As you know I mainly use Fluxbox on a minimal Ubuntu installation without access to all the every-day functionality provided by panel applets in Gnome, including volume control. Therefore, I have been using pavucontrol for controlling Pulseaudio. It is a really nice application that gives you very finegrained control, for instance over which application should be how loud. Lately I have been annoyed with opening a whole application just for the sake of adjusting volume a little bit, so I set out to find a way to control it via shell. Turns out there is no convenient interface to pulseaudio at all, leaving me to script something together, this time in Ruby. It uses a very unwieldy interface to Pulseaudio named pacmd, contained in Ubuntu package pulseaudio-utils.
#!/usr/bin/ruby
def current
c = IO::popen("pacmd \"list-sinks\" | grep volume | head -1").readlines[0]
return c.split(" ").last.sub("%", "").strip.to_i
end
def max
c = IO::popen("pacmd \"list-sinks\" | grep \"volume steps\" | head -1").readlines[0]

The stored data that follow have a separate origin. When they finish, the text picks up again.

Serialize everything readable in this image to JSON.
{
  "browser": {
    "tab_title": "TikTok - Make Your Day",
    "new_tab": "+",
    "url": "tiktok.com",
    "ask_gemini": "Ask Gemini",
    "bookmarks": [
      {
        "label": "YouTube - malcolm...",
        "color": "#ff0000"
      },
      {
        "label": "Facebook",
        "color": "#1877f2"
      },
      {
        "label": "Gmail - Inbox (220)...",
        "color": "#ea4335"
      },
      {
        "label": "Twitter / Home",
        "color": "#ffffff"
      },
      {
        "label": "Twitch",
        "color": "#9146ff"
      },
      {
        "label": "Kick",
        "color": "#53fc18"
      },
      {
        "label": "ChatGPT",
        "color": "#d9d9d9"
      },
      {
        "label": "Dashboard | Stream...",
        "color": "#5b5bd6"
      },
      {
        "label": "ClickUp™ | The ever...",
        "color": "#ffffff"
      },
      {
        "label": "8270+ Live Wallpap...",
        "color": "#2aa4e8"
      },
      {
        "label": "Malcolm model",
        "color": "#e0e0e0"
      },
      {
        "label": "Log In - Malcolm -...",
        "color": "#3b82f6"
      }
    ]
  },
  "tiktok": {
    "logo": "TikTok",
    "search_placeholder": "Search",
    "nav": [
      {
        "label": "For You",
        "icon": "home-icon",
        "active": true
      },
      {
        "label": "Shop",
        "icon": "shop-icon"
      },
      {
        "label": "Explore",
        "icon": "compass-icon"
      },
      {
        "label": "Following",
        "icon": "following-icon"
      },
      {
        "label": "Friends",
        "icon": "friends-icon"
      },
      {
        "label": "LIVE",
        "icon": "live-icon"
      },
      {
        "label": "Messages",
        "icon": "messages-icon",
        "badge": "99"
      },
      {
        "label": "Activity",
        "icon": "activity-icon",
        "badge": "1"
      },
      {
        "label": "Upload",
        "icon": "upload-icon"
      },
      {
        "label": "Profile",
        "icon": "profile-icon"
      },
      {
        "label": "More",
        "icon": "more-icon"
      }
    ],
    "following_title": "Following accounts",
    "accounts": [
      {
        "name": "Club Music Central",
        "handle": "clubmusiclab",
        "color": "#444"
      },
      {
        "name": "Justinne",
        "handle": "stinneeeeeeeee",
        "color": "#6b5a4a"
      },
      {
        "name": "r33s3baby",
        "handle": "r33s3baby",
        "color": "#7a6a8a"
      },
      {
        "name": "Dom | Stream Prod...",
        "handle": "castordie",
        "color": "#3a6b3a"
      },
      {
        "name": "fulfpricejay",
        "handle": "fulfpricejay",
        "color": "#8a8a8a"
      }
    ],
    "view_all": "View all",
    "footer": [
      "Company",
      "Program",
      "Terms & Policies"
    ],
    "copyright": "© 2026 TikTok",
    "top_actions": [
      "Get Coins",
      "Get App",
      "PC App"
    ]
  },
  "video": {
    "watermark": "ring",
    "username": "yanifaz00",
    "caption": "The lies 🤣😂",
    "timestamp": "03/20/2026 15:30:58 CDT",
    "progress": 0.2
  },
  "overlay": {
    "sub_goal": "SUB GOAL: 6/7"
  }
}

return c.split(" ").last.strip.to_i - 1
end
def index
c = IO::popen("pacmd \"list-sinks\" | grep index | head -1").readlines[0]
return c.split(" ").last.strip.to_i
end
def set(v)
IO::popen("pacmd \"set-sink-volume #{index} #{v}\"").readlines
end
def muted
c = IO::popen("pacmd \"list-sinks\" | grep muted | head -1").readlines[0]
return c.split(" ").last.strip == "yes"
end
def toggle
t = 1
if ( muted )
t = 0
end
IO::popen("pacmd \"set-sink-mute #{index} #{t}\"").readlines
end
interval = 5
if ( ARGV.size == 0 )
puts current
elsif (ARGV[0] == "?" )
puts muted
elsif ( ARGV[0] == "+" )
set([current + interval, 100].min * (max / 100.0).round)
elsif ( ARGV[0] == "-" )
set([current - interval, 0].max * (max / 100.0).round)
elsif ( ARGV[0] == "!" )
toggle
end
This is certainly not the most efficient way to do it, retrieving all the info multiple times, but it works and I do not perceive any delays. Note that the script will just use the first sink that pacmd prints, so if you have a setup with multiple sinks you will have to be more clever.
Of course, the obligatory Fluxbox key bindings
None XF86AudioLowerVolume :execCommand pavol -
None XF86AudioRaiseVolume :execCommand pavol +
None XF86AudioMute :execCommand pavol !
and conky volume display:
Vol: ${exec if [ `pavol ?` != 'true' ]; then echo `pavol`%; else echo 'Muted'; fi}
Update: The script now has a home on GitHub.